# Electronics on top of Plus/2 a bad idea???



## coffeeman (Oct 4, 2007)

I have my Emotiva IPS-1/MMC-1 combo stacked right on top of a PB12 Plus/2. It occurred to me that this might be a problem due to the vibrations from the sub. Has anyone done this? Is it ok or should I move them elsewhere? I put them there because it really is the best location and it looks really sweet to boot. But without getting into too much detail why, they can be moved. I don't want to rattle the circuit boards apart. :bigsmile:


----------



## titch-- (Sep 15, 2006)

I would move them for sure.


----------



## warpdrive (May 6, 2007)

I wouldn't place electronics on top of the sub...it just doesn't seem like a good idea.


----------



## tonyvdb (Sep 5, 2007)

Its not just a vibration issue the magnetic interference could also be an issue.


----------



## mike c (Apr 25, 2006)

i've asked many sub manufacturers about this: they all say NO to electronics on top of the subwoofer. main reason being the vibrations.


----------



## coffeeman (Oct 4, 2007)

They're coming off tonight. Been up there for about a month and worst of all, just went through WOTW the other day at reference levels. That will be a real test for the build quality of the Emotiva gear. Thanks for the replies everyone. Just wish I would have put 2 and 2 together at the beginning.


----------



## Warpdrv (Mar 3, 2007)

Good god Coffee, My Plus/2's walk around on th floor quite a bit sometimes.. 

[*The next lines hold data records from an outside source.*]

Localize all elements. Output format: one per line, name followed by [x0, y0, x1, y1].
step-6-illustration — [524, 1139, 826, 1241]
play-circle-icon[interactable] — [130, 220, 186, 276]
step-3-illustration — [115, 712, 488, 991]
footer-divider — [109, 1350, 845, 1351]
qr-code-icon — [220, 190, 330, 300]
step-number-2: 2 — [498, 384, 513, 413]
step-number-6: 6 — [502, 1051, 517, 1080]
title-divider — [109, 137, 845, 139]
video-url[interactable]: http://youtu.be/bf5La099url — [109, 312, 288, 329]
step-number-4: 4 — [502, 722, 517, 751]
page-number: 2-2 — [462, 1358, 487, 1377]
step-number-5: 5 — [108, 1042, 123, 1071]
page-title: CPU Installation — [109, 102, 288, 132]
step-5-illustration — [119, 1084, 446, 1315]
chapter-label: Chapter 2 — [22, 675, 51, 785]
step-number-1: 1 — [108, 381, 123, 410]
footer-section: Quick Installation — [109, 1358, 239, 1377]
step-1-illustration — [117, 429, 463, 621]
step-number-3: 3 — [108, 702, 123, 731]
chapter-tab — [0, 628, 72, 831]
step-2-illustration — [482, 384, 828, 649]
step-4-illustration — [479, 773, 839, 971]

Good test for your equipment though...


----------



## coffeeman (Oct 4, 2007)

I know, my Plus/2 actually rattled a globe loose from a ceiling light in my kitchen, smashing it into 3,456 little pieces. Of course I was watching WOTW so something is bound to happen. The reaction on the families face was sheer terror at first. The sound came from behind us and we all thought it was part of the surround sound. I thought to myself, "wow, that was such a realistic sound effect". Well, needless to say, we actually got quite a chuckle from the whole thing. This sub is truly a monster.


----------



## mmountainbiker (Mar 9, 2008)

Looks as if someone is running out of room:scratchhead:


----------



## coffeeman (Oct 4, 2007)

Yeah, desperately need an equipment rack ... someday.


----------